Jump to content

User talk:LyssBlyss/sandbox

Page contents not supported in other languages.
From Wikipedia, the free encyclopedia

Peer Review Dona Bailey

[edit]

The lead to the Dona Bailey’s article is only one sentence, so unfortunately there are no brief descriptions of the articles major sections. However, the sentence does to a great job of given concise information as to who she is and what she is known for.

The article is well structured with no grammatical errors from beginning to end. Each section has a clear heading making it easy for a reader to comprehend. Everything is in chronological order starting with Dona Bailey’s early education, career and achievement, and lastly her recent years. For the most part each sections are balanced based off the information given. In the article the most important information is within the Atari section of the article. This sections withholds they most information compared to the other sections. All the major perspectives given in published literature were represented in the article. One significant one being that Dona Bailey was the only women to join Atari’s coin-op division in 1980.

The point of view of the article was not persuasive in any way possible. The writer gave neutral information about Dona Bailey’s success as a woman within the video game industry. The content in the article a lines with the sources used. I was able to check some of the link and they were able to take me to the sources.

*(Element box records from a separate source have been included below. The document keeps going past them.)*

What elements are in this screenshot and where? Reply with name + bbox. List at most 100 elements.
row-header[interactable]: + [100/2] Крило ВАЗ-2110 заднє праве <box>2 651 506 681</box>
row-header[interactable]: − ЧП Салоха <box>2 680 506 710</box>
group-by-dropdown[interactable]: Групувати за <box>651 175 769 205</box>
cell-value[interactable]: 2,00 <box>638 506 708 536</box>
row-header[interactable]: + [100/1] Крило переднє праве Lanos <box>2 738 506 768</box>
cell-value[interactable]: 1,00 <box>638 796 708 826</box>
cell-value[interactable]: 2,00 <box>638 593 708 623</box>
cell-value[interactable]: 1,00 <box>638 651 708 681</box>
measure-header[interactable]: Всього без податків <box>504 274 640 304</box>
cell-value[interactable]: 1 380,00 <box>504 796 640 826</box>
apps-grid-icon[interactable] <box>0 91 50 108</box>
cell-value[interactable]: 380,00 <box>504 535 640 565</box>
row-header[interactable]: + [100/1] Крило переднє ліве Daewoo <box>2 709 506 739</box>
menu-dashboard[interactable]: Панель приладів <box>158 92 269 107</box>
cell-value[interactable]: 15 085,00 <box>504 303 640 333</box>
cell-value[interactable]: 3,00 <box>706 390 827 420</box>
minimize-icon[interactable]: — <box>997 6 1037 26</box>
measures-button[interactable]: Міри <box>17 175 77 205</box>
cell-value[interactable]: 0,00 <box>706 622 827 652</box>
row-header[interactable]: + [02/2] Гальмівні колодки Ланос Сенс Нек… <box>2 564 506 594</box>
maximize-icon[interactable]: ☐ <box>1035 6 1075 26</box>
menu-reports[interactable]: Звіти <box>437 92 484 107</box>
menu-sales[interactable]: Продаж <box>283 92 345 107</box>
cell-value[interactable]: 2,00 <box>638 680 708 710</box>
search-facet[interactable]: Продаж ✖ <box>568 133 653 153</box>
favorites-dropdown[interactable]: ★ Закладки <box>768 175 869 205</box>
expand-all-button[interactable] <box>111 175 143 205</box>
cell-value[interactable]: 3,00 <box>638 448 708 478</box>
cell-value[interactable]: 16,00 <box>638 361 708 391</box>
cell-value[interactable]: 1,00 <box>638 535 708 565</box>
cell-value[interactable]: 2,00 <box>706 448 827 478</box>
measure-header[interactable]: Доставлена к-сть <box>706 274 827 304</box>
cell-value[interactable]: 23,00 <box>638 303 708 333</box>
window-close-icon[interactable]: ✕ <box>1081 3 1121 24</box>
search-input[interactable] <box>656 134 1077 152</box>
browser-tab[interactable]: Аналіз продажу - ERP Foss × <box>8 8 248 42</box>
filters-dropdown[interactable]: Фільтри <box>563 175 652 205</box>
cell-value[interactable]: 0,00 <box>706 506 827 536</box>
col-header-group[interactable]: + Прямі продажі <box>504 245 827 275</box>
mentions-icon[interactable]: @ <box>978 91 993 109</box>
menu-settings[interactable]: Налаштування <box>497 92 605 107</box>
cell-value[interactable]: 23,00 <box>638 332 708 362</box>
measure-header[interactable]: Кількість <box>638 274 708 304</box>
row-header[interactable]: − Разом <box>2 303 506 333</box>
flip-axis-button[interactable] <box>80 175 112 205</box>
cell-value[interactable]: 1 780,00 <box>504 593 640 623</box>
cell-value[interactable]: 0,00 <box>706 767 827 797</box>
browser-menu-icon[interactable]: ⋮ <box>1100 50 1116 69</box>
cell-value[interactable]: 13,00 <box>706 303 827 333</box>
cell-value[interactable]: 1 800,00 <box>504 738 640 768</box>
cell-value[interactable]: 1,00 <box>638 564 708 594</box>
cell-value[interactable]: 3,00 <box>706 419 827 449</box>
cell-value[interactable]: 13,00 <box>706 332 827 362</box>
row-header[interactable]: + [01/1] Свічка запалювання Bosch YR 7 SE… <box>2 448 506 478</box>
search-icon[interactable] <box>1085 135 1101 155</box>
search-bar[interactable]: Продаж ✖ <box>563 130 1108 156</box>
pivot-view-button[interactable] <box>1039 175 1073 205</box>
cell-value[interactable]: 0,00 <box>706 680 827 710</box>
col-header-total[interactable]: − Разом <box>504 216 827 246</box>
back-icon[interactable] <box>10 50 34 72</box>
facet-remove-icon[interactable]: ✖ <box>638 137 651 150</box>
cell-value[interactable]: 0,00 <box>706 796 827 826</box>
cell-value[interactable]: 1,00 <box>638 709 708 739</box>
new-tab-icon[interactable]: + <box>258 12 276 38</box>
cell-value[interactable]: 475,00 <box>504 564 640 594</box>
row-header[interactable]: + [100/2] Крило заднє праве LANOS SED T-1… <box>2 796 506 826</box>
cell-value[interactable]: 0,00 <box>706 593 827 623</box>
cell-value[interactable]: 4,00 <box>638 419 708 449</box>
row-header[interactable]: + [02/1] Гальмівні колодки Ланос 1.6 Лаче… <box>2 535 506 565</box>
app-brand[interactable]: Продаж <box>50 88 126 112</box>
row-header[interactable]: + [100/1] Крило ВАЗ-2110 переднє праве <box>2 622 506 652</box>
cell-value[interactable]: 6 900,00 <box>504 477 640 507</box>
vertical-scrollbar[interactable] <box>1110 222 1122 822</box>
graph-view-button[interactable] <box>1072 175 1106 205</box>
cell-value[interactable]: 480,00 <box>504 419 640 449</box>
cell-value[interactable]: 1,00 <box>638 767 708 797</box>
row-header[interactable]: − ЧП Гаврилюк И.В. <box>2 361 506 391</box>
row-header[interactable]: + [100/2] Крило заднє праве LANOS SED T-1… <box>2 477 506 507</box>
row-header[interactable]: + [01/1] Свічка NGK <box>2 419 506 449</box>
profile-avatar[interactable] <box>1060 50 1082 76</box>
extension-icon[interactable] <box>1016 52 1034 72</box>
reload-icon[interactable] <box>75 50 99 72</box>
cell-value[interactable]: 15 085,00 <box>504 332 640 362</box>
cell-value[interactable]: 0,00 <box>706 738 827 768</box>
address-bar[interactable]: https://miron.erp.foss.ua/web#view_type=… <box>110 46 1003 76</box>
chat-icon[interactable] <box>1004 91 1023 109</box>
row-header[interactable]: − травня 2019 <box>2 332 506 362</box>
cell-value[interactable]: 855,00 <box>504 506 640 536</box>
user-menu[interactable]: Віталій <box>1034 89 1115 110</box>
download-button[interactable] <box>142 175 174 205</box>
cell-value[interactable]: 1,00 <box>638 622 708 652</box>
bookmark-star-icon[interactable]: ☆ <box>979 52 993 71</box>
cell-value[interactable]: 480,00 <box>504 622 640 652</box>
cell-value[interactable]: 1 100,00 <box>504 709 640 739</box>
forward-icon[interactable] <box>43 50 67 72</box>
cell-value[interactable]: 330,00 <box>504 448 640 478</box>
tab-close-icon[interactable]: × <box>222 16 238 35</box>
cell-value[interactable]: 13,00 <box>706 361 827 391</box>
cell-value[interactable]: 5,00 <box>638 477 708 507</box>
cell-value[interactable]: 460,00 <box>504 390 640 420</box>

As of right now there are no images incorporated into the article. I think it would be a nice to see an image of Dona Bailey, currently there’s only a photo of the arcade video game she created on her actually wiki page. If possible I think finding an image of Dona Bailey that fits under the copyright law would be great so there can be a face to the name.

Overall, I think there definitely was improvements into the quality of the article. A lot more detail was given in the years Dona Bailey spent with Atari and after. The article is very detailed into her education and career. To improve the article, I think adding information about her early childhood like where she grew up or anything type of family history would be interesting even if it’s one or two sentences. Due to the fact that the article begins with information centered around Bailey graduating high school there feels like there is a little gap missing.